Pékin (awp/afp) - L'activité en Chine reprend progressivement après plus d'un mois de paralysie. Mais les conséquences du Covid-19 pèseront longuement sur les entreprises, plombées par une faible demande intérieure et des exportations au plus bas, préviennent des experts.

En février, l'économie chinoise a été pratiquement paralysée par les mesures anti-épidémie. Depuis, les entreprises peinent à redémarrer, même si de grandes villes, à l'image de Pékin et Shanghai, retrouvent ces derniers jours un peu de vigueur. "La reprise est en bonne voie", assure à l'AFP l'économiste de la banque Mizuho, Ken Cheung, qui prévoit un quasi retour à la normale "fin mars si la Chine parvient à maîtriser la propagation du virus".

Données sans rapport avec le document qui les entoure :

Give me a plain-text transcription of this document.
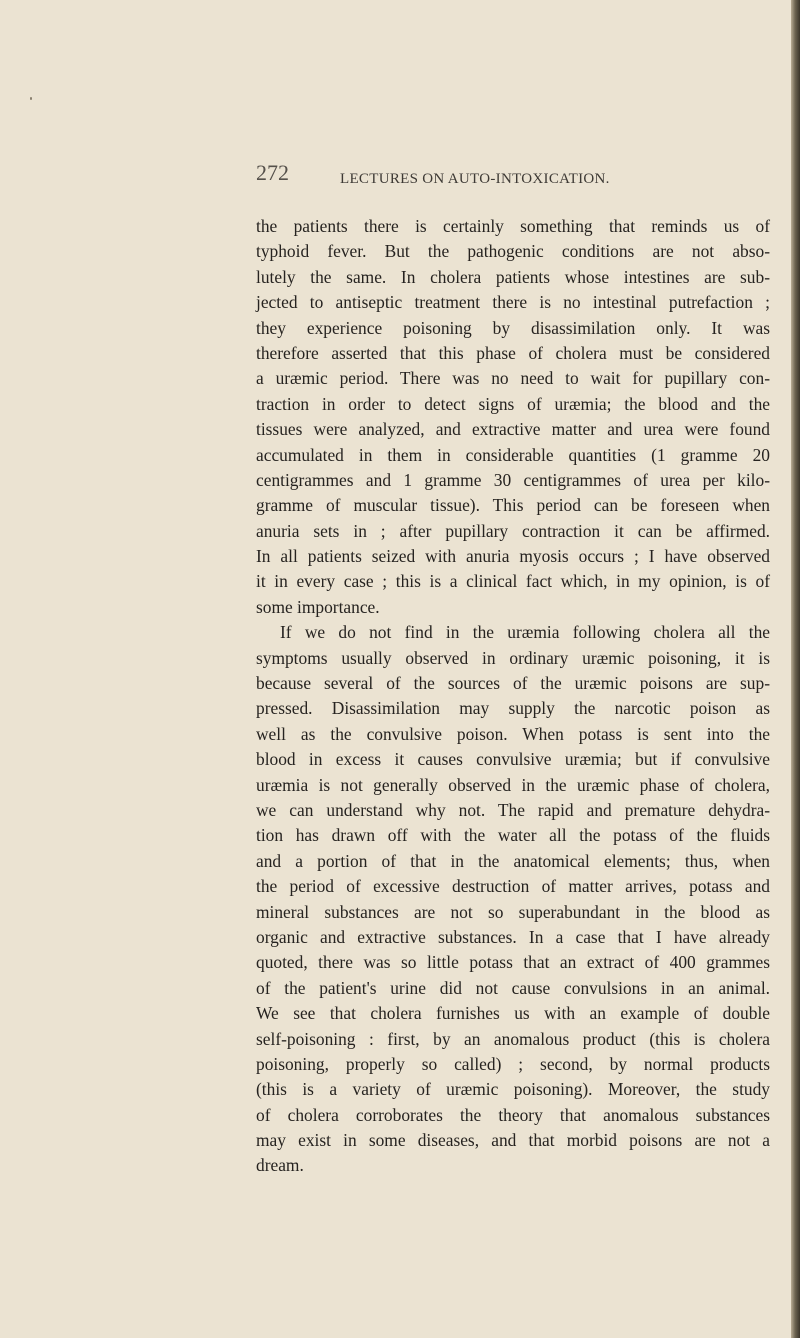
272	LECTURES ON AUTO-INTOXICATION.
the patients there is certainly something that reminds us of
typhoid fever. But the pathogenic conditions are not abso-
lutely the same. In cholera patients whose intestines are sub-
jected to antiseptic treatment there is no intestinal putrefaction ;
they experience poisoning by disassimilation only. It was
therefore asserted that this phase of cholera must be considered
a uræmic period. There was no need to wait for pupillary con-
traction in order to detect signs of uræmia; the blood and the
tissues were analyzed, and extractive matter and urea were found
accumulated in them in considerable quantities (1 gramme 20
centigrammes and 1 gramme 30 centigrammes of urea per kilo-
gramme of muscular tissue). This period can be foreseen when
anuria sets in ; after pupillary contraction it can be affirmed.
In all patients seized with anuria myosis occurs ; I have observed
it in every case ; this is a clinical fact which, in my opinion, is of
some importance.
If we do not find in the uræmia following cholera all the
symptoms usually observed in ordinary uræmic poisoning, it is
because several of the sources of the uræmic poisons are sup-
pressed. Disassimilation may supply the narcotic poison as
well as the convulsive poison. When potass is sent into the
blood in excess it causes convulsive uræmia; but if convulsive
uræmia is not generally observed in the uræmic phase of cholera,
we can understand why not. The rapid and premature dehydra-
tion has drawn off with the water all the potass of the fluids
and a portion of that in the anatomical elements; thus, when
the period of excessive destruction of matter arrives, potass and
mineral substances are not so superabundant in the blood as
organic and extractive substances. In a case that I have already
quoted, there was so little potass that an extract of 400 grammes
of the patient's urine did not cause convulsions in an animal.
We see that cholera furnishes us with an example of double
self-poisoning : first, by an anomalous product (this is cholera
poisoning, properly so called) ; second, by normal products
(this is a variety of uræmic poisoning). Moreover, the study
of cholera corroborates the theory that anomalous substances
may exist in some diseases, and that morbid poisons are not a
dream.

Le géant asiatique enregistre ces dernières semaines une forte baisse des cas d'infection, en contraste avec la flambée épidémique constatée ailleurs dans le monde, particulièrement en Europe. Mais ce qui a été perdu en termes de consommation "ne sera pas rattrapé", prévient Mary-Françoise Renard, de l'Institut de Recherche sur l'Economie de la Chine (Idrec) à Clermont-Ferrand.

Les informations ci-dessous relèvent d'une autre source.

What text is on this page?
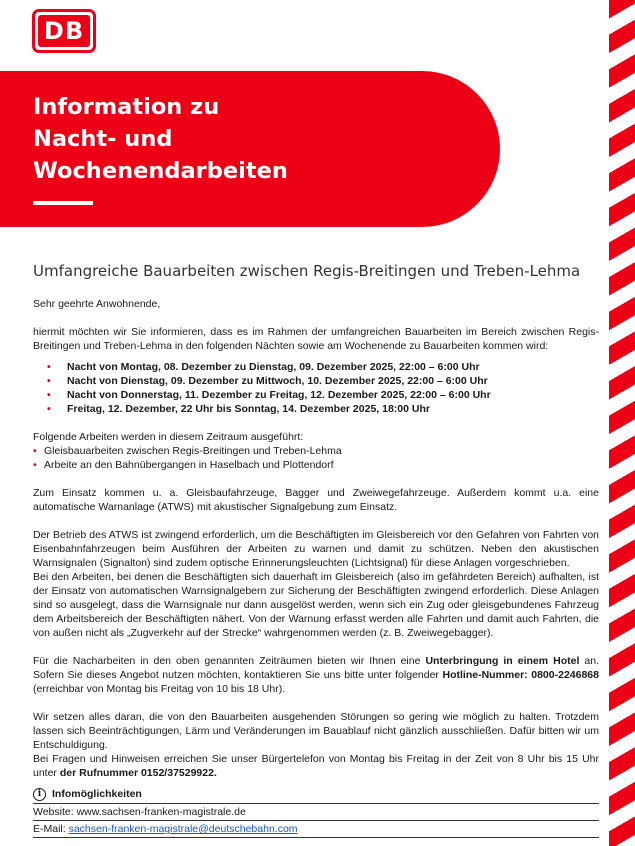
DB
Information zu
Nacht- und
Wochenendarbeiten
Umfangreiche Bauarbeiten zwischen Regis-Breitingen und Treben-Lehma

Sehr geehrte Anwohnende,

hiermit möchten wir Sie informieren, dass es im Rahmen der umfangreichen Bauarbeiten im Bereich zwischen Regis-Breitingen und Treben-Lehma in den folgenden Nächten sowie am Wochenende zu Bauarbeiten kommen wird:

• Nacht von Montag, 08. Dezember zu Dienstag, 09. Dezember 2025, 22:00 – 6:00 Uhr
• Nacht von Dienstag, 09. Dezember zu Mittwoch, 10. Dezember 2025, 22:00 – 6:00 Uhr
• Nacht von Donnerstag, 11. Dezember zu Freitag, 12. Dezember 2025, 22:00 – 6:00 Uhr
• Freitag, 12. Dezember, 22 Uhr bis Sonntag, 14. Dezember 2025, 18:00 Uhr

Folgende Arbeiten werden in diesem Zeitraum ausgeführt:

• Gleisbauarbeiten zwischen Regis-Breitingen und Treben-Lehma
• Arbeite an den Bahnübergangen in Haselbach und Plottendorf

Zum Einsatz kommen u. a. Gleisbaufahrzeuge, Bagger und Zweiwegefahrzeuge. Außerdem kommt u.a. eine automatische Warnanlage (ATWS) mit akustischer Signalgebung zum Einsatz.

Der Betrieb des ATWS ist zwingend erforderlich, um die Beschäftigten im Gleisbereich vor den Gefahren von Fahrten von Eisenbahnfahrzeugen beim Ausführen der Arbeiten zu warnen und damit zu schützen. Neben den akustischen Warnsignalen (Signalton) sind zudem optische Erinnerungsleuchten (Lichtsignal) für diese Anlagen vorgeschrieben.

Bei den Arbeiten, bei denen die Beschäftigten sich dauerhaft im Gleisbereich (also im gefährdeten Bereich) aufhalten, ist der Einsatz von automatischen Warnsignalgebern zur Sicherung der Beschäftigten zwingend erforderlich. Diese Anlagen sind so ausgelegt, dass die Warnsignale nur dann ausgelöst werden, wenn sich ein Zug oder gleisgebundenes Fahrzeug dem Arbeitsbereich der Beschäftigten nähert. Von der Warnung erfasst werden alle Fahrten und damit auch Fahrten, die von außen nicht als „Zugverkehr auf der Strecke“ wahrgenommen werden (z. B. Zweiwegebagger).

Für die Nacharbeiten in den oben genannten Zeiträumen bieten wir Ihnen eine Unterbringung in einem Hotel an. Sofern Sie dieses Angebot nutzen möchten, kontaktieren Sie uns bitte unter folgender Hotline-Nummer: 0800-2246868 (erreichbar von Montag bis Freitag von 10 bis 18 Uhr).

Wir setzen alles daran, die von den Bauarbeiten ausgehenden Störungen so gering wie möglich zu halten. Trotzdem lassen sich Beeinträchtigungen, Lärm und Veränderungen im Bauablauf nicht gänzlich ausschließen. Dafür bitten wir um Entschuldigung.

Bei Fragen und Hinweisen erreichen Sie unser Bürgertelefon von Montag bis Freitag in der Zeit von 8 Uhr bis 15 Uhr unter der Rufnummer 0152/37529922.

i	Infomöglichkeiten
Website: www.sachsen-franken-magistrale.de
E-Mail: sachsen-franken-magistrale@deutschebahn.com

D'autant que la paralysie du pays a lourdement pesé sur le porte-monnaie des Chinois qui, tétanisés par le virus, sont restés par millions terrés chez eux sans travailler. Le principal indicateur de la consommation en Chine - les ventes de détail - s'est effondré (-20,5%) sur les deux premiers mois de l'année cumulés. Et ce, alors que le Nouvel An chinois, qui tombe à une date variable en janvier ou février, est traditionnellement propice aux dépenses.

Coup de pouce et bons d'achat

Autre illustration: les ventes de voitures particulières ont connu en février une sérieuse déconvenue sur le premier marché mondial (-78,4% sur un an). Pékin pourrait donc prendre des mesures pour favoriser la consommation intérieure, veut croire Ken Cheung.

Un coup de pouce nécessaire "car en période de crise on n'est pas incité à consommer", précise à l'AFP Mary-Françoise Renard. Au niveau local, la ville de Nankin s'apprête ainsi à distribuer en bons d'achat l'équivalent de 318 millions de yuans (40,7 millions d'euros), selon l'agence officielle Chine nouvelle.

Cependant, "il faudra du temps pour que les consommateurs chinois retrouvent confiance et s'aventurent de nouveau dans les restaurants, lieux de divertissement et centres commerciaux", prévient l'analyste Rajiv Biswas, du cabinet IHS Markit. Mais le gouvernement central presse les entreprises de redémarrer leur activité.

"La légitimité du Parti communiste repose sur sa capacité à produire des résultats économiques", rappelle Larry Ong, du cabinet SinoInsider. Car si l'épidémie perdure, "c'est la survie du régime qui sera menacée", croit-il savoir.

"Personne à qui vendre"

Le retour au travail de millions d'employés confinés risque cependant de provoquer une "seconde vague" de contaminations, s'inquiète l'économiste Ting Lu, de la banque Nomura. Et Pékin se heurte parfois à la réticence des gouvernements locaux prudents sur le plan sanitaire.

Selon le journal économique Caixin, certaines provinces auraient ainsi demandé aux usines de tourner à vide pour atteindre les objectifs fixés par les autorités centrales. L'activité a repris à plus de 90% en dehors de la province du Hubei - la plus touchée par le virus - a assuré mardi la puissante commission de planification.

Mais "les entreprises ne tourneront pas à plein régime si elles n'ont personne à qui vendre leurs produits", fait remarquer dans une note le cabinet Trivium China, spécialisé dans l'économie. En janvier-février, les exportations de la Chine - le moteur de son économie - ont connu un repli de 17,2% sur un an. Et un rebond semble peu probable au moment où l'Europe et les Etats-Unis, principaux partenaires commerciaux de Pékin, affrontent désormais de plein fouet l'épidémie de Covid-19.

Les entreprises chinoises doivent également jongler avec des contraintes plus strictes en matière sanitaire et des restrictions de transport dans le monde. Cela entraînera "des coûts supplémentaires", prévient Rajiv Biswas, notamment pour les exportateurs chinois déjà fragilisés l'an dernier par l'impact de la guerre commerciale avec Washington.